Il premio Oscar Frances McDormand non si distingue dai nomadi che recitano nei panni di se stessi.«È il complimento migliore che può fare al film, merito della bravura di Frances. Se riesci a mettere da parte il tuo status di star di Hollywood per sederti e ascoltare davvero chi hai davanti, allora sei un asso. Perché se non sei sincera si vede, la macchina da presa non mente».

Cosa avete in comune, lei e McDormand?«Amiamo le salopette e non ci trucchiamo molto. Io vivo in una valle nel mezzo del nulla, Frances in un paesino ancora più piccolo, su una collina. Ricordo che nel mezzo di uno dei peggiori uragani mai accaduti, Frances mi ha detto: “Andiamo subito in cima alla collina con la macchina da presa!”. Non stavamo nemmeno in piedi, non riuscivamo a sentire quello che dicevamo, ma lei era più viva che mai. Questo ci accomuna».

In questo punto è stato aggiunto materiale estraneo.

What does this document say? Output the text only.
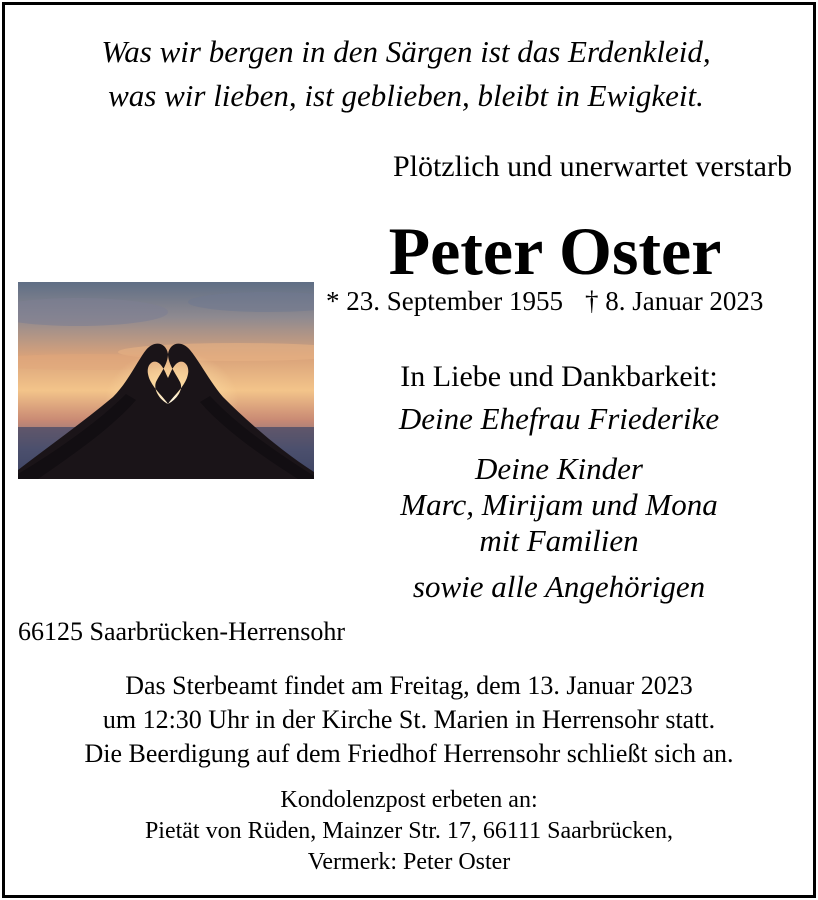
Was wir bergen in den Särgen ist das Erdenkleid,
was wir lieben, ist geblieben, bleibt in Ewigkeit.
Plötzlich und unerwartet verstarb
Peter Oster
* 23. September 1955 † 8. Januar 2023
In Liebe und Dankbarkeit:
Deine Ehefrau Friederike
Deine Kinder
Marc, Mirijam und Mona
mit Familien
sowie alle Angehörigen
66125 Saarbrücken-Herrensohr
Das Sterbeamt findet am Freitag, dem 13. Januar 2023
um 12:30 Uhr in der Kirche St. Marien in Herrensohr statt.
Die Beerdigung auf dem Friedhof Herrensohr schließt sich an.
Kondolenzpost erbeten an:
Pietät von Rüden, Mainzer Str. 17, 66111 Saarbrücken,
Vermerk: Peter Oster
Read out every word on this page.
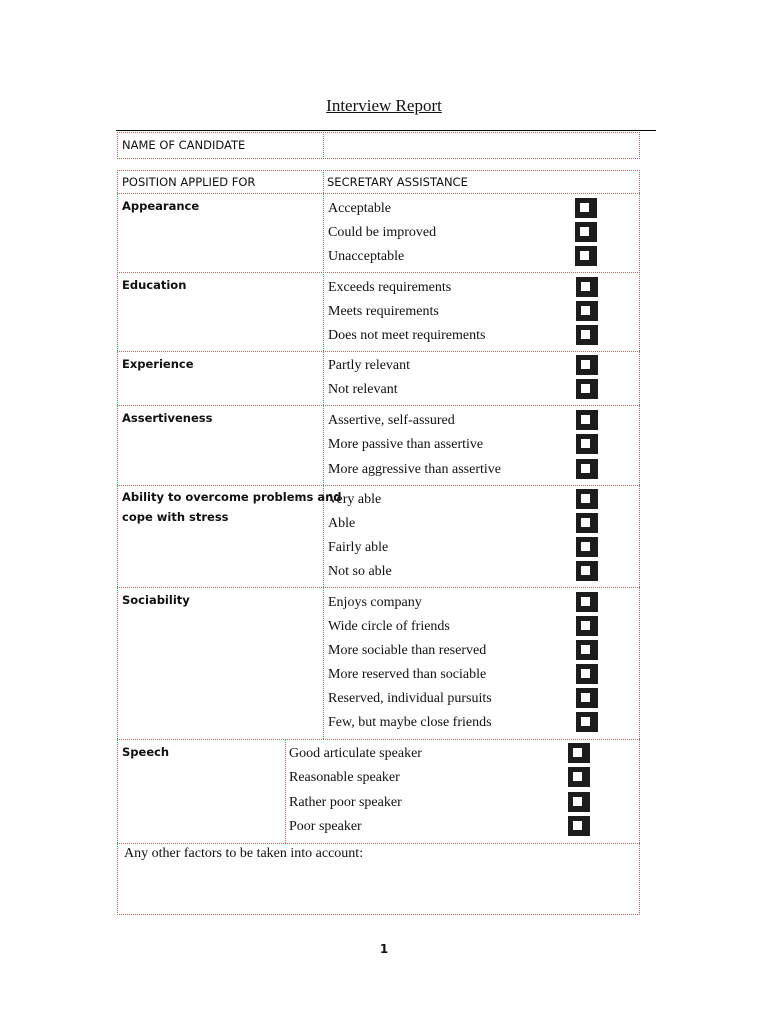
Interview Report
NAME OF CANDIDATE
POSITION APPLIED FOR	SECRETARY ASSISTANCE
Appearance	Acceptable
Could be improved
Unacceptable
Education	Exceeds requirements
Meets requirements
Does not meet requirements
Experience	Partly relevant
Not relevant
Assertiveness	Assertive, self-assured
More passive than assertive
More aggressive than assertive
Ability to overcome problems and
cope with stress
Very able
Able
Fairly able
Not so able
Sociability	Enjoys company
Wide circle of friends
More sociable than reserved
More reserved than sociable
Reserved, individual pursuits
Few, but maybe close friends
Speech	Good articulate speaker
Reasonable speaker
Rather poor speaker
Poor speaker
Any other factors to be taken into account:
1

Un messaggio forte, quello di mostrarsi sullo schermo con facce piene di rughe e corpi sfatti.«Una volta tolti il trucco, il botox e la chirurgia estetica, siamo tutti brutti, grazie a dio. Perché brutti significa umani, fatti di carne e ossa. Io non penso molto, sento quando ho davanti qualcosa di autentico. Se questa pandemia ci sta insegnando qualcosa, è che non abbiamo più voglia di essere sempre perfetti. Una giornalista ha detto a Frances: “Quando guardo la tua faccia sullo schermo mi sembra di visitare un parco nazionale”. C’è una storia sul volto, e se la copri noi non la vediamo».

Temi che non ritroviamo in Eternals**, il blockbuster della Marvel con Angelina Jolie che lei ha diretto e che vedremo più avanti nel corso del 2021.** «Vero, lì c’è molto make-up. Non esiste uno standard unico, bisogna adattarsi al mondo della storia che si racconta. E cercare di portare ovunque un tocco personale».

Da ragazza che tipo era?«Quando vivevo in Cina guardavo solo western, sognavo di essere come Michael Jackson e Madonna e di trasferirmi in Inghilterra o in America. Crescendo, ho scoperto che c’erano molte cose da imparare anche a Oriente. Mia nonna è buddhista e oggi esploro quella dottrina. Poi sono cresciuta con i manga: Akira era protagonista di una delle mie storie preferite. Sto cercando di trovare punti di contatto tra le varie culture».

Fern è un’eroina che non ha bisogno di un uomo per vivere: è una dichiarazione femminista?«Molte donne come lei hanno dedicato la vita a figli e mariti, e dopo la crisi del 2008 si sono ritrovate senza nulla in mano. Si sono chieste: “Io chi sono?”, e sono andate nel mondo a scoprirlo. Ecco perché sono più le donne a vivere nei caravan: per gli uomini è più difficile lasciar cadere l’orgoglio e fare quella scelta. La società è dura con gli uomini, in tema di successo».

L’incontro di Fern con la natura l’aiuta a guarire i suoi traumi.«Esatto. Vede, Nomadland non è un film femminista, ma un aspetto è innegabile: “essere” è una capacità molto più radicata nel femminile».